Let’s play that out for a second because it could go several ways. Here’s one version:
Me – “Well, a bunch of bad guys decided to steal some airplanes and fly them into buildings, hurting lots of people.”
Him – “What did we do about it?”
Me – “We fought them for 20 years.”
Him – “Did we win?”
Me – “No.”
Him – “So they won?”
Me – “Not really.”
Him – “Why did they do it?”
Me – “Because they think we’re bad guys.”
Him – “Are we?”
Me – “Not really.”
Him – “I don’t get it.”
Me – “Me neither.”
Me – “Twenty years ago we were attacked by some people who believed we deserved it. They stole airplanes and flew them into buildings and hurt lots of people. We’ve been fighting them ever since but neither of us have won because we don’t really know what winning looks like in this situation.”
Him – “Did they say they were sorry?”
Me – “No. And even if they did it wouldn’t matter.”
Him – “Why not?”
Me – “Because they hurt lots of people and we thought they would keep hurting people unless we stopped them.”
Him – “Did we stop them?”
Me – “Not really. But they sort of haven’t attacked us again. So…”

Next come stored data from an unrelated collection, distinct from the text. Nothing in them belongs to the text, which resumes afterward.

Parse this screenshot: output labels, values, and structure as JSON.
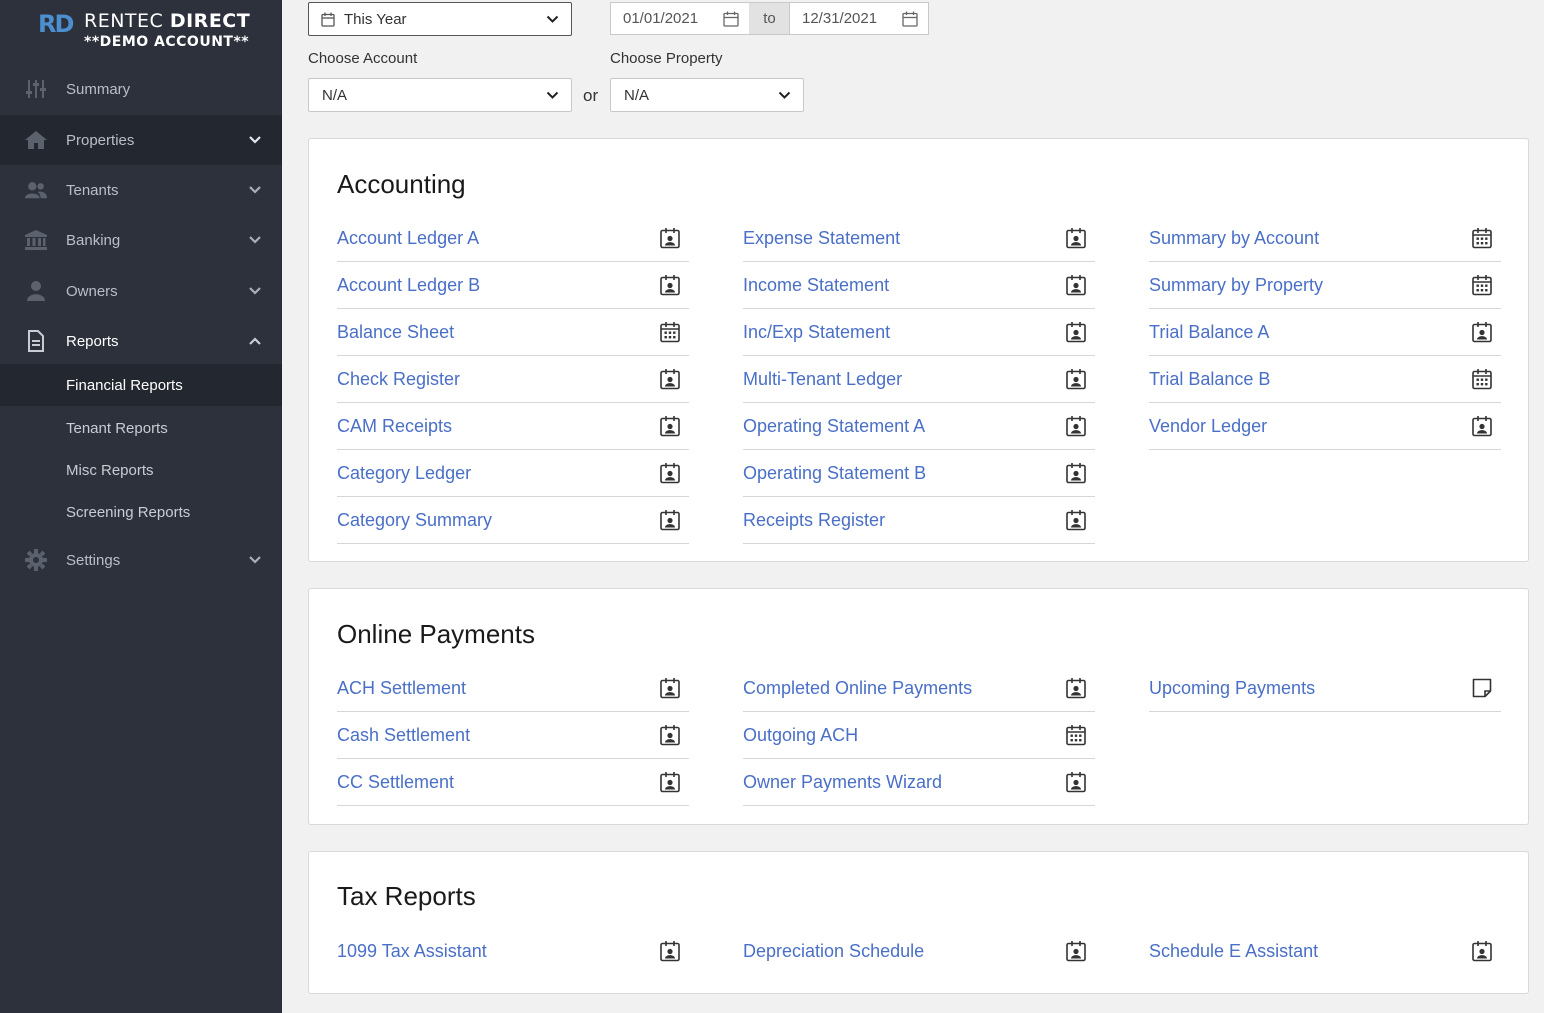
{
  "brand": {
    "logo_letters": "RD",
    "name_light": "RENTEC",
    "name_bold": "DIRECT",
    "subtitle": "**DEMO ACCOUNT**"
  },
  "sidebar": {
    "items": [
      {
        "label": "Summary"
      },
      {
        "label": "Properties"
      },
      {
        "label": "Tenants"
      },
      {
        "label": "Banking"
      },
      {
        "label": "Owners"
      },
      {
        "label": "Reports"
      },
      {
        "label": "Settings"
      }
    ],
    "report_subitems": [
      {
        "label": "Financial Reports"
      },
      {
        "label": "Tenant Reports"
      },
      {
        "label": "Misc Reports"
      },
      {
        "label": "Screening Reports"
      }
    ]
  },
  "filters": {
    "period": "This Year",
    "date_from": "01/01/2021",
    "date_to_label": "to",
    "date_to": "12/31/2021",
    "account_label": "Choose Account",
    "account_value": "N/A",
    "or_label": "or",
    "property_label": "Choose Property",
    "property_value": "N/A"
  },
  "sections": {
    "accounting": {
      "title": "Accounting",
      "col1": [
        "Account Ledger A",
        "Account Ledger B",
        "Balance Sheet",
        "Check Register",
        "CAM Receipts",
        "Category Ledger",
        "Category Summary"
      ],
      "col2": [
        "Expense Statement",
        "Income Statement",
        "Inc/Exp Statement",
        "Multi-Tenant Ledger",
        "Operating Statement A",
        "Operating Statement B",
        "Receipts Register"
      ],
      "col3": [
        "Summary by Account",
        "Summary by Property",
        "Trial Balance A",
        "Trial Balance B",
        "Vendor Ledger"
      ]
    },
    "online_payments": {
      "title": "Online Payments",
      "col1": [
        "ACH Settlement",
        "Cash Settlement",
        "CC Settlement"
      ],
      "col2": [
        "Completed Online Payments",
        "Outgoing ACH",
        "Owner Payments Wizard"
      ],
      "col3": [
        "Upcoming Payments"
      ]
    },
    "tax_reports": {
      "title": "Tax Reports",
      "col1": [
        "1099 Tax Assistant"
      ],
      "col2": [
        "Depreciation Schedule"
      ],
      "col3": [
        "Schedule E Assistant"
      ]
    }
  },
  "colors": {
    "sidebar_bg": "#2c313c",
    "sidebar_active": "#232730",
    "link": "#4a6fc7",
    "logo_blue": "#4b8fd0"
  }
}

Him – “Ok. So was it worth it?
Damn it. I guess I don’t understand it well, despite that event changing the trajectory of my life and the lives of countless others. Despite fighting in Afghanistan and Iraq. Despite working hard for 20 years to understand the geopolitical, military, and cultural complexities of the “War on Terror.” It turns out that I don’t understand it well enough to explain it to my 6-year old. I know we had to do something, we were attacked. But why wasn’t it more decisive? Or have a more limited scope? Or if none of those, why wasn’t our military action in Afghanistan reevaluated once we initiated military action in Iraq? Or at the 5 year mark? The 10 year mark? Why wasn’t there a bipartisan, nonpartisan, or hell, an apolitical effort in our government to end the conflict earlier? Once it was clear that we were involved in a protracted, multi-year, open-ended war, couldn’t we have grabbed the reins and come up with some achievable and attainable end state that, admittedly, would have been well short of defeating “terror” in all its forms but still acceptable to the international community? I have more questions and not enough answers for my 6-year old to be able to explain it well.
What I can tell him is that the decisions that were made may not have been made in the best possible way. Even if the initial decision was justified, the proceeding 20 years happened, in large part, because of the political dysfunction in our country. I can tell him that very few people actually have a say in who represents our country in matters as grave as these and, unless things change, he will have to choose a side, a political party, in order to be able to influence anything. And I would very much like for that not to be the case when he’s old enough to vote. I can also tell him that we have a responsibility to help our Afghan partners, having had a large part in creating the current situation they are facing. But how do we execute on that responsibility? I have no idea. I know that we could not sit idly by as the threat of harm loomed over our country and our allies. I also know that my brothers and sisters in arms served and continue to serve admirably and should be proud of that service, as I am proud of mine. Let’s get some thoughtful people in office who represent the majority of us, and, in matters of war, who aren’t influenced by anything other than prudent use of violence. Wielding the world’s most powerful military is something that should be aligned with not just our national security and foreign policy interests, but also with the ideals and principles that make America the country that it is. Waging war, or initiating any significant military action, should not be a national security or foreign policy endeavor, but a nationwide endeavor.